Some months ago we published a technical analysis of Multigrain, a Point of Sale Trojan that uses DNS petitions in order to exfiltrate stolen information. We also wrote about one case where this PoS malware was used to infect hundreds of restaurants in the United States.

At the end of September we have seen again activity, with new attacks infecting PoS with new Multigrain variants. However, unlike this previous attack that was targeting the same kind of victims in a region (restaurants in the US) now it looks like cybercriminals are trying to find new fields where they can maximize their profit. We have seen 2 waves of attacks which victims were companies from a number of countries:

  • Argentina
  • Belgium
  • Brazil
  • Chile
  • France
  • Germany
  • India
  • Ireland
  • Norway
  • Spain
  • Sweden
  • Thailand
  • UK
  • USA

They were from different industries, including the typical restaurants and hotels, but also others not that common in these attacks: Telecommunications, Business IT Services, Engineering, Cargo Insurance, Medical Services, Logistics, Accountants, Medical Services, Unions, Engineering and Industrial Machinery Suppliers.

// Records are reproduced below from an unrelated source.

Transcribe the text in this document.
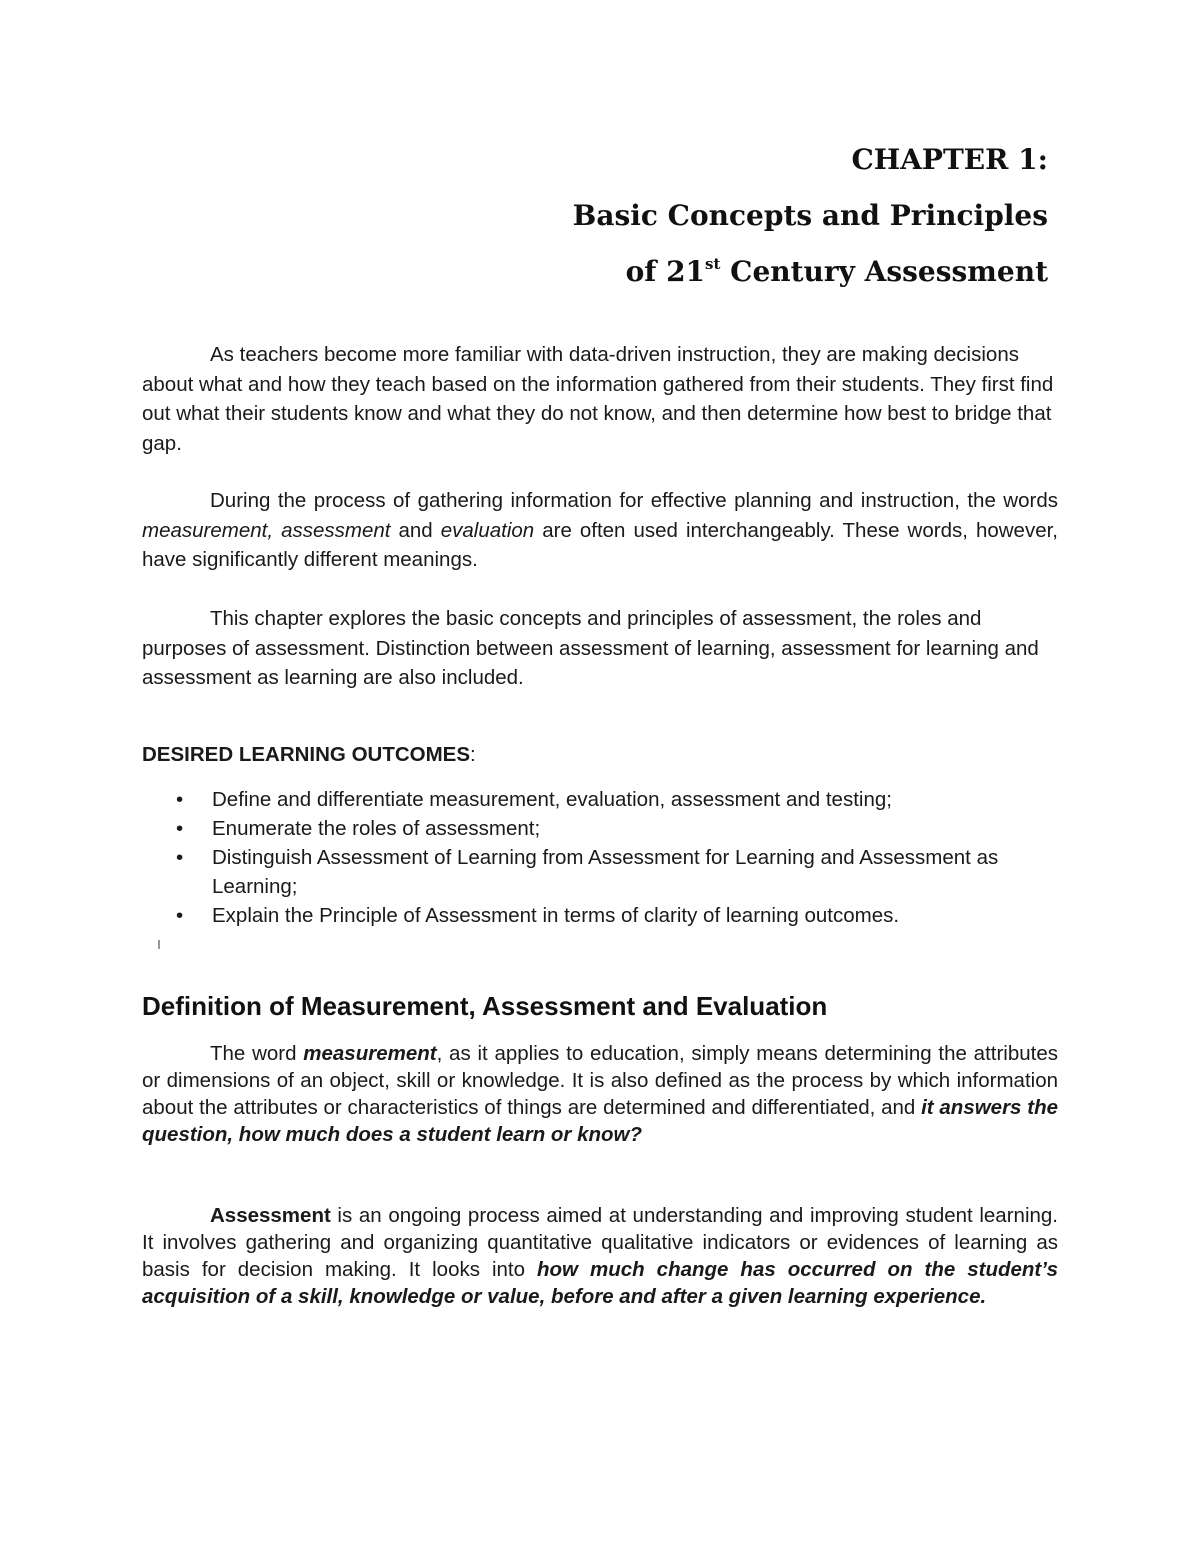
CHAPTER 1:
Basic Concepts and Principles
of 21st Century Assessment

As teachers become more familiar with data-driven instruction, they are making decisions about what and how they teach based on the information gathered from their students. They first find out what their students know and what they do not know, and then determine how best to bridge that gap.

During the process of gathering information for effective planning and instruction, the words measurement, assessment and evaluation are often used interchangeably. These words, however, have significantly different meanings.

This chapter explores the basic concepts and principles of assessment, the roles and purposes of assessment. Distinction between assessment of learning, assessment for learning and assessment as learning are also included.

DESIRED LEARNING OUTCOMES:
• Define and differentiate measurement, evaluation, assessment and testing;
• Enumerate the roles of assessment;
• Distinguish Assessment of Learning from Assessment for Learning and Assessment as Learning;
• Explain the Principle of Assessment in terms of clarity of learning outcomes.
Definition of Measurement, Assessment and Evaluation

The word measurement, as it applies to education, simply means determining the attributes or dimensions of an object, skill or knowledge. It is also defined as the process by which information about the attributes or characteristics of things are determined and differentiated, and it answers the question, how much does a student learn or know?

Assessment is an ongoing process aimed at understanding and improving student learning. It involves gathering and organizing quantitative qualitative indicators or evidences of learning as basis for decision making. It looks into how much change has occurred on the student’s acquisition of a skill, knowledge or value, before and after a given learning experience.
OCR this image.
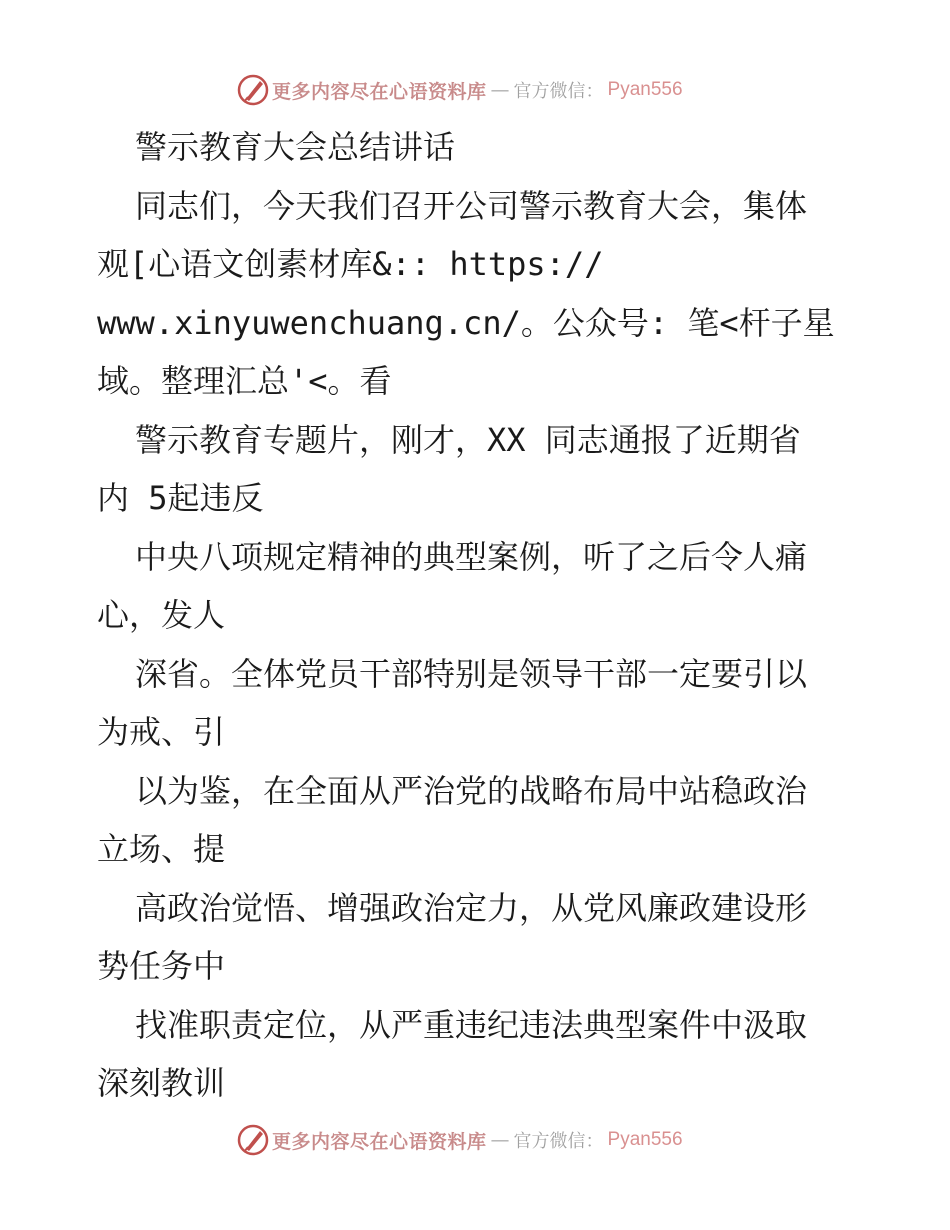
更多内容尽在心语资料库 — 官方微信： Pyan556
警示教育大会总结讲话
同志们，今天我们召开公司警示教育大会，集体
观[心语文创素材库&:: https://
www.xinyuwenchuang.cn/。公众号: 笔<杆子星
域。整理汇总'<。看
警示教育专题片，刚才，XX 同志通报了近期省
内 5起违反
中央八项规定精神的典型案例，听了之后令人痛
心，发人
深省。全体党员干部特别是领导干部一定要引以
为戒、引
以为鉴，在全面从严治党的战略布局中站稳政治
立场、提
高政治觉悟、增强政治定力，从党风廉政建设形
势任务中
找准职责定位，从严重违纪违法典型案件中汲取
深刻教训
更多内容尽在心语资料库 — 官方微信： Pyan556
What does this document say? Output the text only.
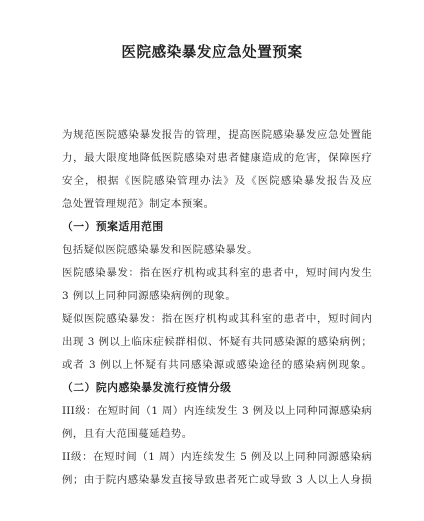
医院感染暴发应急处置预案
为规范医院感染暴发报告的管理，提高医院感染暴发应急处置能
力，最大限度地降低医院感染对患者健康造成的危害，保障医疗
安全，根据《医院感染管理办法》及《医院感染暴发报告及应
急处置管理规范》制定本预案。
（一）预案适用范围
包括疑似医院感染暴发和医院感染暴发。
医院感染暴发：指在医疗机构或其科室的患者中，短时间内发生
3 例以上同种同源感染病例的现象。
疑似医院感染暴发：指在医疗机构或其科室的患者中，短时间内
出现 3 例以上临床症候群相似、怀疑有共同感染源的感染病例；
或者 3 例以上怀疑有共同感染源或感染途径的感染病例现象。
（二）院内感染暴发流行疫情分级
III级：在短时间（1 周）内连续发生 3 例及以上同种同源感染病
例，且有大范围蔓延趋势。
II级：在短时间（1 周）内连续发生 5 例及以上同种同源感染病
例；由于院内感染暴发直接导致患者死亡或导致 3 人以上人身损
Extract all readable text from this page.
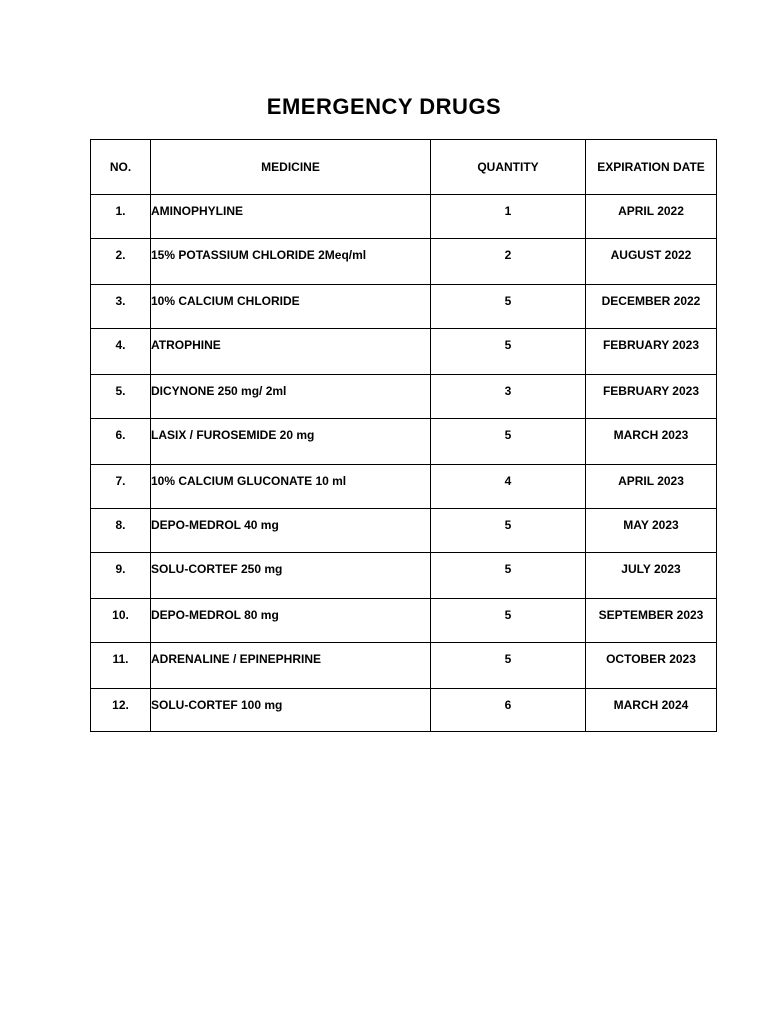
EMERGENCY DRUGS
NO.	MEDICINE	QUANTITY	EXPIRATION DATE
1.	AMINOPHYLINE	1	APRIL 2022
2.	15% POTASSIUM CHLORIDE 2Meq/ml	2	AUGUST 2022
3.	10% CALCIUM CHLORIDE	5	DECEMBER 2022
4.	ATROPHINE	5	FEBRUARY 2023
5.	DICYNONE 250 mg/ 2ml	3	FEBRUARY 2023
6.	LASIX / FUROSEMIDE 20 mg	5	MARCH 2023
7.	10% CALCIUM GLUCONATE 10 ml	4	APRIL 2023
8.	DEPO-MEDROL 40 mg	5	MAY 2023
9.	SOLU-CORTEF 250 mg	5	JULY 2023
10.	DEPO-MEDROL 80 mg	5	SEPTEMBER 2023
11.	ADRENALINE / EPINEPHRINE	5	OCTOBER 2023
12.	SOLU-CORTEF 100 mg	6	MARCH 2024
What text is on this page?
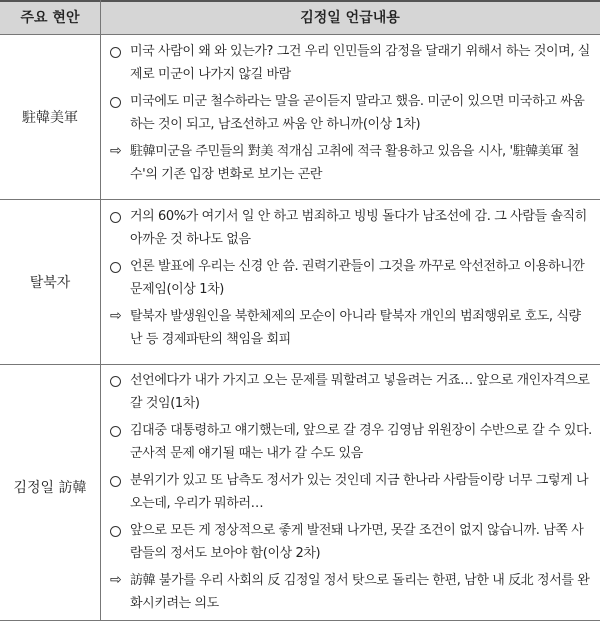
주요 현안	김정일 언급내용
駐韓美軍

미국 사람이 왜 와 있는가? 그건 우리 인민들의 감정을 달래기 위해서 하는 것이며, 실제로 미군이 나가지 않길 바람

미국에도 미군 철수하라는 말을 곧이듣지 말라고 했음. 미군이 있으면 미국하고 싸움하는 것이 되고, 남조선하고 싸움 안 하니까(이상 1차)

⇨ 駐韓미군을 주민들의 對美 적개심 고취에 적극 활용하고 있음을 시사, '駐韓美軍 철수'의 기존 입장 변화로 보기는 곤란

탈북자

거의 60%가 여기서 일 안 하고 범죄하고 빙빙 돌다가 남조선에 감. 그 사람들 솔직히 아까운 것 하나도 없음

언론 발표에 우리는 신경 안 씀. 권력기관들이 그것을 까꾸로 악선전하고 이용하니깐 문제임(이상 1차)

⇨ 탈북자 발생원인을 북한체제의 모순이 아니라 탈북자 개인의 범죄행위로 호도, 식량난 등 경제파탄의 책임을 회피

김정일 訪韓

선언에다가 내가 가지고 오는 문제를 뭐할려고 넣을려는 거죠… 앞으로 개인자격으로 갈 것임(1차)

김대중 대통령하고 얘기했는데, 앞으로 갈 경우 김영남 위원장이 수반으로 갈 수 있다. 군사적 문제 얘기될 때는 내가 갈 수도 있음

분위기가 있고 또 남측도 정서가 있는 것인데 지금 한나라 사람들이랑 너무 그렇게 나오는데, 우리가 뭐하러…

앞으로 모든 게 정상적으로 좋게 발전돼 나가면, 못갈 조건이 없지 않습니까. 남쪽 사람들의 정서도 보아야 함(이상 2차)

⇨ 訪韓 불가를 우리 사회의 反 김정일 정서 탓으로 돌리는 한편, 남한 내 反北 정서를 완화시키려는 의도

Why the disparity in victim profiles? It looks like the attackers were not looking for these specific industries. All attacks have been perpetrated through Terminal Server, similar to what we have seen in other cases, using brute-force attacks until they can break into the computers and infect them with Multigrain. These are automated attacks, where cybercriminals start scanning the Internet looking for potential victims, and once located they launch the attack until they gain access.

Tips to prevent attacks in companies

In order to minimize the risk, companies must remember that these services, when possible, are better out of the Internet. In case there is a need for them to be in the open, be sure to use strong credentials (with a strong enough password you can basically avoid brute-force attacks), to use 2FA when possible, use non-standard ports and of course monitor all incoming connections from the outside.